Durante un buen rato, paseamos por la carretera. La urbanización donde vivimos es enorme y decido disfrutar de la tarde y caminar aunque ya ha anochecido. De pronto, veo un coche parado en la cuneta. Con curiosidad me acerco. Un hombre trajeado de unos cuarenta años habla por teléfono con el cejo fruncido.

–Llevo esperando la jodida grúa más de una hora. Mándela ¡ya!

Dicho esto cuelga y me mira. Yo sonrío y pregunto:

–¿Problemas?

El trajeado asiente y, sin muchas ganas de hablar, contesta:

–Las luces del coche.

Curiosa, miro el coche. Un Mercedes.

–¿Puedo echarle un ojo a su automóvil?

–¿Usted?

Ese «¿usted?» con sonrisita de superioridad no me gusta, pero suspiro, lo miro y respondo:

–Sí, yo. —Y al ver que no se mueve, insisto—. No tiene nada que perder, ¿no cree?

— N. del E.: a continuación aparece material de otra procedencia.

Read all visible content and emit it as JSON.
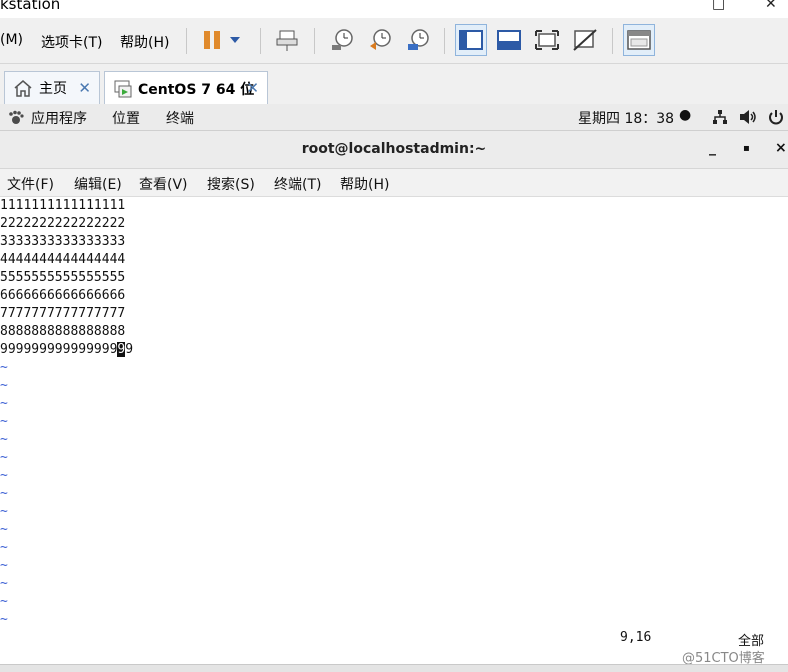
{
  "app": {
    "title": "kstation",
    "minimize": "—",
    "maximize": "□",
    "close": "✕"
  },
  "vm_menu": {
    "items": [
      "(M)",
      "选项卡(T)",
      "帮助(H)"
    ]
  },
  "toolbar": {
    "pause_icon": "pause-icon",
    "dropdown_icon": "chevron-down-icon",
    "icons": [
      "send-ctrl-alt-del-icon",
      "snapshot-take-icon",
      "snapshot-revert-icon",
      "snapshot-manager-icon",
      "console-view-icon",
      "quick-switch-icon",
      "fullscreen-icon",
      "unity-icon",
      "library-view-icon"
    ]
  },
  "tabs": [
    {
      "label": "主页",
      "icon": "home-icon",
      "close": "✕"
    },
    {
      "label": "CentOS 7 64 位",
      "icon": "vm-icon",
      "close": "✕"
    }
  ],
  "gnome": {
    "apps": "应用程序",
    "places": "位置",
    "terminal": "终端",
    "clock": "星期四 18：38",
    "status_dot": "●"
  },
  "terminal": {
    "title": "root@localhostadmin:~",
    "minimize": "_",
    "maximize": "▪",
    "close": "×",
    "menu": [
      "文件(F)",
      "编辑(E)",
      "查看(V)",
      "搜索(S)",
      "终端(T)",
      "帮助(H)"
    ]
  },
  "vim": {
    "lines": [
      "1111111111111111",
      "2222222222222222",
      "3333333333333333",
      "4444444444444444",
      "5555555555555555",
      "6666666666666666",
      "7777777777777777",
      "8888888888888888"
    ],
    "last_line_before": "999999999999999",
    "last_line_cursor": "9",
    "last_line_after": "9",
    "tilde": "~",
    "position": "9,16",
    "scope": "全部"
  },
  "watermark": "@51CTO博客",
  "colors": {
    "accent": "#4a78b0",
    "tilde": "#3b5fd4",
    "pause": "#e08a2c"
  }
}
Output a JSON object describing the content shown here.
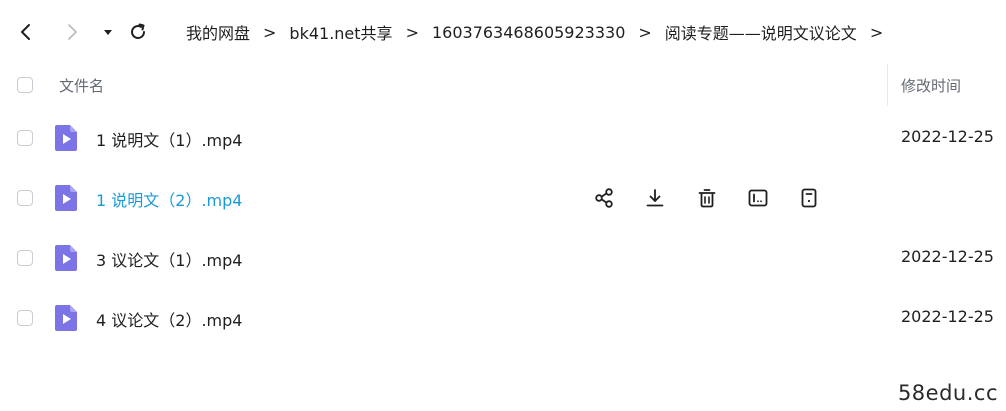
{
  "nav": {
    "back_icon": "chevron-left-icon",
    "forward_icon": "chevron-right-icon",
    "history_icon": "caret-down-icon",
    "refresh_icon": "refresh-icon"
  },
  "breadcrumb": [
    "我的网盘",
    "bk41.net共享",
    "1603763468605923330",
    "阅读专题——说明文议论文"
  ],
  "breadcrumb_separator": ">",
  "list_header": {
    "name": "文件名",
    "modified": "修改时间"
  },
  "files": [
    {
      "name": "1 说明文（1）.mp4",
      "modified": "2022-12-25"
    },
    {
      "name": "1 说明文（2）.mp4",
      "modified": ""
    },
    {
      "name": "3 议论文（1）.mp4",
      "modified": "2022-12-25"
    },
    {
      "name": "4 议论文（2）.mp4",
      "modified": "2022-12-25"
    }
  ],
  "hovered_row": 1,
  "row_actions": [
    "share-icon",
    "download-icon",
    "delete-icon",
    "rename-icon",
    "more-icon"
  ],
  "colors": {
    "hover_link": "#1a9bd8",
    "video_icon": "#7b73e6",
    "text": "#1f1f1f",
    "muted": "#646a73"
  },
  "watermark": "58edu.cc"
}
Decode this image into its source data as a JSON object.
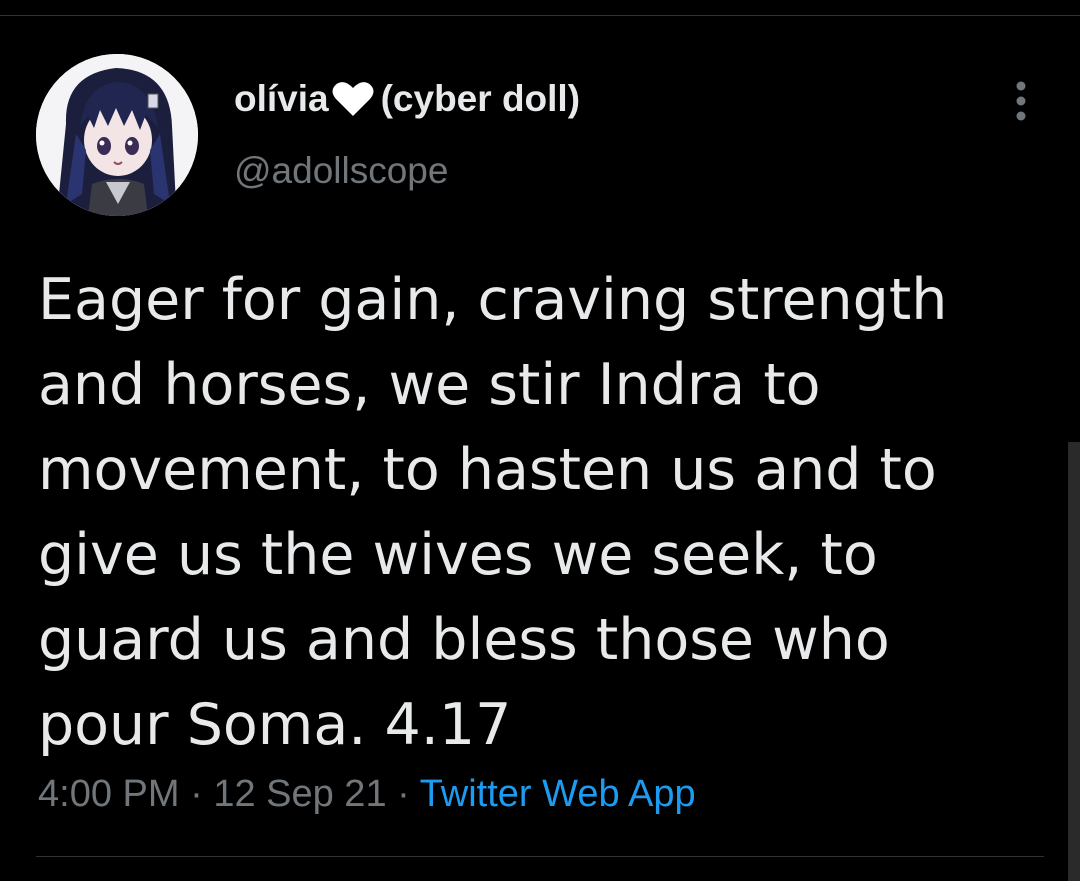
{
  "tweet": {
    "author": {
      "display_name": "olívia",
      "display_name_suffix": "(cyber doll)",
      "handle": "@adollscope",
      "name_emoji": "white-heart-icon"
    },
    "text": "Eager for gain, craving strength\nand horses, we stir Indra to\nmovement, to hasten us and to\ngive us the wives we seek, to\nguard us and bless those who\npour Soma. 4.17",
    "time": "4:00 PM",
    "separator": "·",
    "date": "12 Sep 21",
    "source": "Twitter Web App"
  },
  "icons": {
    "more": "more-vertical-icon",
    "heart": "white-heart-icon"
  },
  "colors": {
    "background": "#000000",
    "text_primary": "#e7e9ea",
    "text_secondary": "#71767b",
    "link": "#1d9bf0",
    "divider": "#2f3336"
  }
}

Boquiabierto, asiente. Susto está a mi lado. Le pido que abra el capó, y lo hace desde el interior del coche. Una vez abierto, cojo la varilla y lo aseguro para que no se cierre. Mi padre siempre me ha dicho que lo primero que tengo que mirar cuando me fallan las luces del coche son los fusibles. Con la mirada, busco dónde está la caja de fusibles en ese modelo de coche, y cuando la localizo, la abro. Miro un par de ellos y encuentro lo que pasa.

–Tiene un fusible fundido.

El hombre me mira como si le estuviera explicando la teoría del calamar adobado.

–¿Ve esto? —digo, enseñándole el fusible de color azul. El hombre asiente—. Si se fija, verá que está fundido. No se preocupe, la luz de su coche está bien. Sólo hay que cambiar el fusible para que la bombilla del coche vuelva a funcionar.

–Increíble —asiente el hombre, mirándome.

¡Oh, Dios!, cómo me gusta dejar a los hombres boquiabiertos por estas cosas. ¡Gracias, papá! Cuánto agradezco que mi padre me enseñara a ser algo más que una princesa.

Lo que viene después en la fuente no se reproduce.